In Mexico, there is no established abolition movement. Nearly everyone I asked about it while I was living there cited drug trafficking, disappeared persons, and gender-based violence as barriers to imagining a society without prisons. Almost no one trusts the police, who are known for corruption. Still, most calls for change in Mexico are carceral. At the International Women’s Day march each year, demands for justice for femicide victims overwhelmingly ask for a punitive solution: Lock him up! It was a challenging and powerful context in which to struggle with my own abolitionist commitments. I grappled with how I could, without giving up my goal of abolition, accept that the movement might not look the same in Mexico—that people who grew up there might understand their own needs differently, and that U.S. abolition might not map neatly onto the Mexican context. By following my commitment to listen to community members, the abolitionist questions became clearer: What would it take for Mexican communities to be safe? What social services, culture shifts, reductions in wealth inequality would we need to create? How do we talk about open borders, freedom of movement, and the option to stay? In other words, how do we work toward the long-term goal of radical freedom while acknowledging that the short-term steps might look different?

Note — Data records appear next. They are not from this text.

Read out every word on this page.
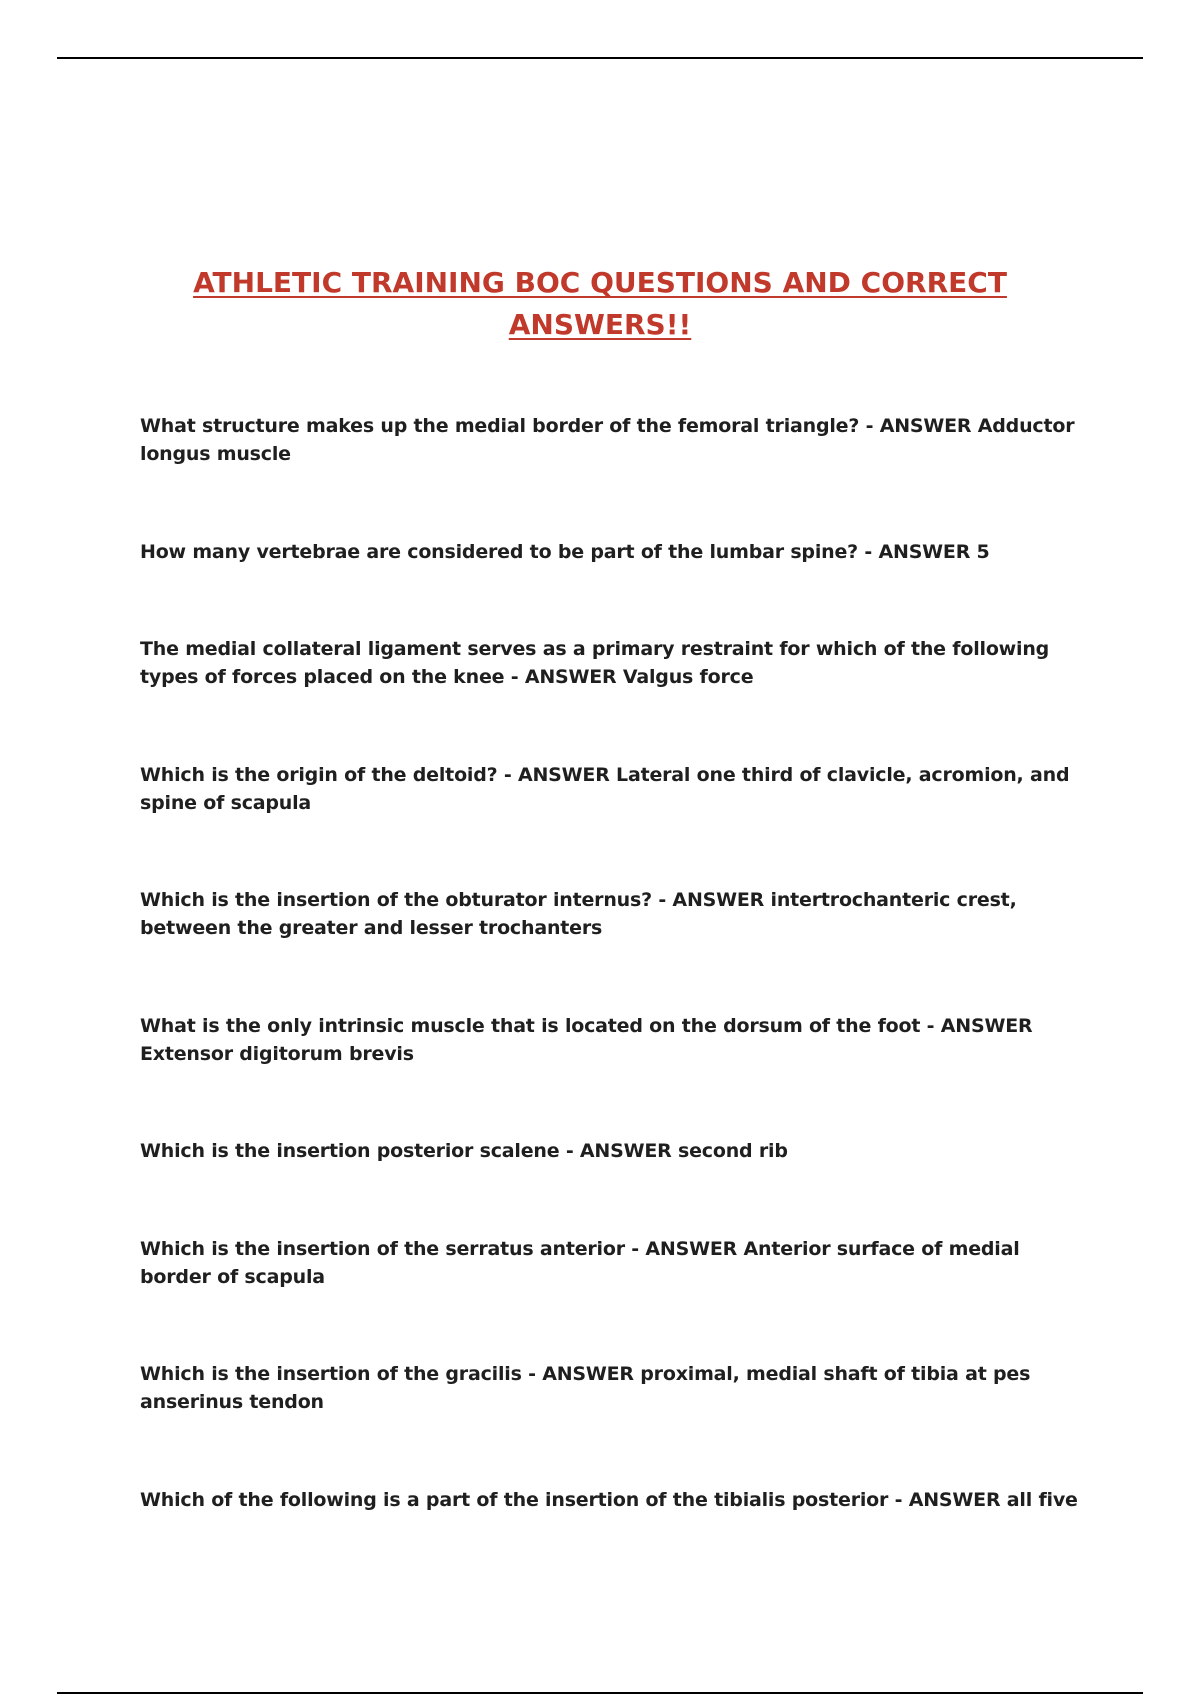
ATHLETIC TRAINING BOC QUESTIONS AND CORRECT

ANSWERS!!

What structure makes up the medial border of the femoral triangle? - ANSWER Adductor longus muscle

How many vertebrae are considered to be part of the lumbar spine? - ANSWER 5

The medial collateral ligament serves as a primary restraint for which of the following types of forces placed on the knee - ANSWER Valgus force

Which is the origin of the deltoid? - ANSWER Lateral one third of clavicle, acromion, and spine of scapula

Which is the insertion of the obturator internus? - ANSWER intertrochanteric crest, between the greater and lesser trochanters

What is the only intrinsic muscle that is located on the dorsum of the foot - ANSWER Extensor digitorum brevis

Which is the insertion posterior scalene - ANSWER second rib

Which is the insertion of the serratus anterior - ANSWER Anterior surface of medial border of scapula

Which is the insertion of the gracilis - ANSWER proximal, medial shaft of tibia at pes anserinus tendon

Which of the following is a part of the insertion of the tibialis posterior - ANSWER all five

And, of course, there is Palestine. I’m an anti-Zionist Jew. In Mexico City, I organized with the group Judíes por una Palestina Libre, which formed in the aftermath of October 7. I grew up attending Hebrew school one evening per week, and I had my bat mitzvah at age twelve. Similar to how I criticized the looting in Ferguson before I became an abolitionist, I used to say: “I just think we can support the state of Israel without supporting the actions of the current Israeli government, you know?” Then, I learned that my synagogue’s fundraiser for planting olive trees in Israel existed because Israel destroyed Palestine’s olive trees in the first place. A whole set of belated realizations tumbled after. I learned about the degrading Israeli checkpoints for Palestinians. I learned that in 2007, Israel imposed a brutal blockade on Gaza, effectively creating an open-air prison for more than 2 million people. (I already knew that around 2 million people are incarcerated in the United States.) I learned that Palestinians had tweeted advice to Ferguson protesters about how to deal with tear gas. I read Davis’s Freedom Is a Constant Struggle. I thought of the ways police officers in the United States are encouraged to use violence as a first resort against Black people, and how Zionism convinces IDF soldiers to see all Palestinians as a threat. Making connections, I understood that abolition here requires a free Palestine. As Davis makes clear, they are in fact the same struggle.

Abolition is about transforming society so everyone can live safe, just lives. Abolition is about addressing issues at their root. No one should get to say “but not like this” without discussing Israel’s violent repression of peaceful Palestinian protests like the Great March of Return in 2018. No one should get to say “but not like this” without acknowledging the violence of the blockade in Gaza, of settler colonialism in the West Bank, of the ongoing Nakba. I reject the right to insist “but not like this” from the outside. I am interested only in understanding, exposing, and eradicating the underlying factors: histories of racism and violence against Black people in the United States and against Palestinians in occupied Palestine.


As Ruth Wilson Gilmore reminds us, “where life is precious, life is precious.” Police shootings do not make life precious. Mass incarceration does not make life precious. Israel’s genocide of the Palestinian people does not make life precious. Abolition—building safe communities with access to quality housing, education, employment, and health care, with rehabilitative rather than punitive methods for addressing interpersonal harm—makes life precious. One decade ago, the Ferguson uprisings sparked this understanding for me. I am grateful that they set me on my path toward becoming an abolitionist. May we remember Michael Brown, Sonya Massey, and all the Black people killed by police violence in the United States. May we fight for a free Palestine. And may we build a world without police and prisons, full of precious lives.